P&G’s volume growth exceeded projections during the fiscal third quarter.AI Quick ReadProcter & Gamble (P&G) shares surged more than 3% on Friday after the American consumer products leader announced fiscal third quarter profits that exceeded Wall Street projections. P&G cautioned regarding an approximate $1 billion after-tax impact on its fiscal 2027 earnings due to soaring oil costs, aligning with various international firms reporting major expenditure strains from the Iran conflict.
The Pampers and Tide producer's projected profit reduction ranks among the most significant outside the aviation industry, which depends extensively on petroleum. European competitor Nestle has cautioned about rising expenses stemming from the Strait of Hormuz closure, while Nivea-manufacturer Beiersdorf is weighing price increases later this year should raw material costs persist in rising.

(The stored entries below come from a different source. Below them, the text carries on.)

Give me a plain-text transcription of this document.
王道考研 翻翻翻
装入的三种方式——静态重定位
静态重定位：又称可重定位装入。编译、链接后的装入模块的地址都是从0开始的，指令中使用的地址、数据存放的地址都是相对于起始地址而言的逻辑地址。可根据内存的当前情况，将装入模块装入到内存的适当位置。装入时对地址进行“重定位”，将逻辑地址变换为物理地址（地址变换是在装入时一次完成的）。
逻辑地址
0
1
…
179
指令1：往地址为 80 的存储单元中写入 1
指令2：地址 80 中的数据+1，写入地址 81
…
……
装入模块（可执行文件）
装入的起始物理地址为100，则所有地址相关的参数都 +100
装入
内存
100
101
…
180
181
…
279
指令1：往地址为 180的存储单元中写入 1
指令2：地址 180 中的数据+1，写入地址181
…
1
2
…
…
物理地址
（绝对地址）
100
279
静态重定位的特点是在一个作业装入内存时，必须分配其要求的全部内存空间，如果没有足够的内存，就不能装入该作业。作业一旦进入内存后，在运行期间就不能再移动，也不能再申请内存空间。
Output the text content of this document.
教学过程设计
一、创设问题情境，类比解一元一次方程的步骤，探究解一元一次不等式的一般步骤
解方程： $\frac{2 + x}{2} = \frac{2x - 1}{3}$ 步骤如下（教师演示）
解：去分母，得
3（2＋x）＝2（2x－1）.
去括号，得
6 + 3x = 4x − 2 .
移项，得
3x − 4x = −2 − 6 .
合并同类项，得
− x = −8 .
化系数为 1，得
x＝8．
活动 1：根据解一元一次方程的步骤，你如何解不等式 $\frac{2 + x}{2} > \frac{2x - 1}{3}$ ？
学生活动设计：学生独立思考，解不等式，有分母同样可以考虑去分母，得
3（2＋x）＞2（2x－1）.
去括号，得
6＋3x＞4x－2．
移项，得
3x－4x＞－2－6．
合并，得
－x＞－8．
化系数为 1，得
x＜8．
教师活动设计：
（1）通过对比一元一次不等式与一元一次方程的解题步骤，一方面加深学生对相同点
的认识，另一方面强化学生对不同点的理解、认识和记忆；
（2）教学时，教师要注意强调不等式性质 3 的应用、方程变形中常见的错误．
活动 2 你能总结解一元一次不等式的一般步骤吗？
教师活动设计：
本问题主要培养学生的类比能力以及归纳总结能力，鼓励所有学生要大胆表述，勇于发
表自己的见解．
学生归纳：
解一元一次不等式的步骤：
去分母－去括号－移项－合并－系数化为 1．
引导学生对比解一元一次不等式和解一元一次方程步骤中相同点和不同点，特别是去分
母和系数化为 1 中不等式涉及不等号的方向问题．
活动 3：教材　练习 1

The earnings hit for P&G's fiscal period starting in July reflects the effect of oil prices surging from $60 per barrel prior to the hostilities to nearly $100 currently on plastic and paper packaging, plus shipping fees, the firm stated. P&G mentioned it was prepared to navigate these obstacles, including several force majeure notices from direct vendors who could no longer fulfill shipments.
"The noise, I would call it, from the commodity exposure is significant, as a billion dollars after tax is nothing to sneeze at from a headwind standpoint," said P&G finance chief Andre Schulten on a post-earnings call.
"We have a lot of work to do, to work through the supply chain side and the cost side."
At 1:02 p.m. EDT, Procter & Gamble shares rose 3.20%, or $4.63, at $149.25 in New York. The shares had appreciated roughly 2% this year as of Thursday.
P&G’s third quarter organic sales, which excludes factors like mergers and exchange rate shifts, grew 3% in the company’s third fiscal quarter ending March 31, beating even the most bullish analyst forecasts.
The manufacturer of Tide detergent and Herbal Essences shampoo also disclosed volume growth that exceeded projections during that timeframe. P&G has concentrated in recent months on creating upgraded versions and formulas of its lineup and promoting them as more efficient than rival offerings, a plan that seems to be succeeding. In a release, CEO Shailesh Jejurikar noted the firm achieved “wide-ranging growth across segments” and is boosting capital expenditure.
P&G largely kept its guidance for the existing fiscal year ending in late June, yet now anticipates increased commodity expenses of roughly $150 million, after taxes. P&G, with a total cost of goods sold in 2025 reaching $40.85 billion, also noted a $150 million fourth-quarter impact due to commodity-related inflation, feedstock risks, and logistical hurdles from the Middle East crisis.
"Inflation across nutrition, fuel, medical care, and numerous other expenditure sectors has impacted households and their perception of value. Recent global tensions have raised this to a fresh tier of anxiety," Schulten remarked. P&G anticipates fiscal 2026 earnings per share will land at the bottom of its 0% to 4% growth target.
"We're increasing investments to accelerate momentum with consumers despite the challenging geopolitical and economic environment," said Shailesh Jejurikar.